1. Will girl children be affected more or less than boy children?

2. Will the child's anorexia or appetite, energy level, or health or nutrition status influence his or her programme participation?

3. Are there other conditions, such as physical handicaps, that might influence programme participation?

4. Does the programme consider developmental changes in the child's needs for care? Is the programme addressing the appropriate age group?

Part IV. Programme actions: constraints to care

Describe the availability of care at either the household or the community level, and identify possible constraints to that care. Are any of the following factors constraints to care? If so, how can the constraint be ameliorated?

1. Physical ill health of the mother or other caregiver.

2. Lack of self-confidence, depression, or stress.

3. Beliefs about child-rearing and feeding, about who should control the amount of food young children eat, and lack of education or information about child-rearing practices that would achieve parents' goals for children.

4. Excessive workload of mother or other caregiver to achieve household food security; excessive workload for home production and child care or inequitable division of labour; lack of responsibility of other family members (e.g., father).

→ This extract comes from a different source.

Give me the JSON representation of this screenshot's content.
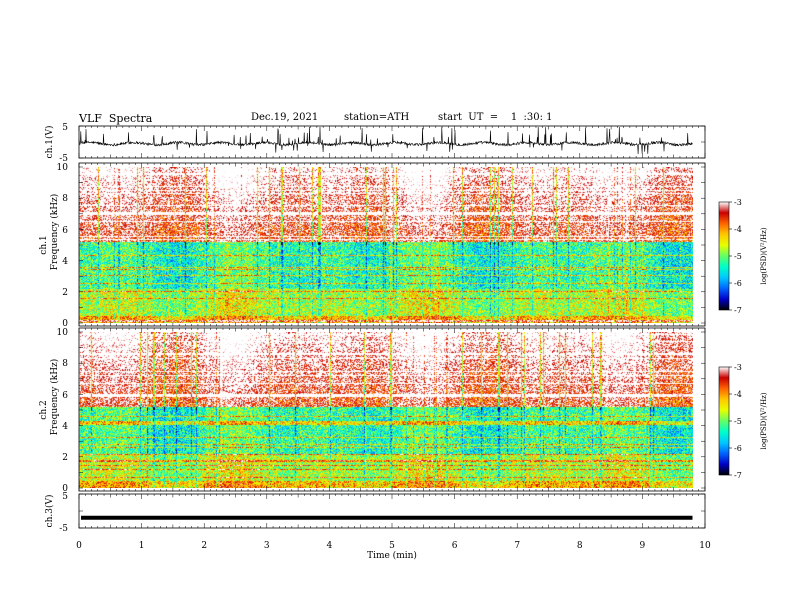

5. Lack of social support: emotional support, instrumental support (assistance), or informational support from family, community, or services.

6. Absence of resources or lack of control of resources by caregiver.

Part V. Programme actions: basic causes of constraints to care

Has the programme attempted to address any of the basic societal causes of constraints to care observed initially?

1. Technical or material conditions of production.

2. Social conditions of production.

3. Political factors.

4. Ideological or cultural factors.

Part Vl. Evaluation

What indicators of changes in caring behaviours could be used to assess the effectiveness of the programme? Are there measures to assess changes in the caregiver's behaviour, in the child's behaviour, and in developmental outcomes for children?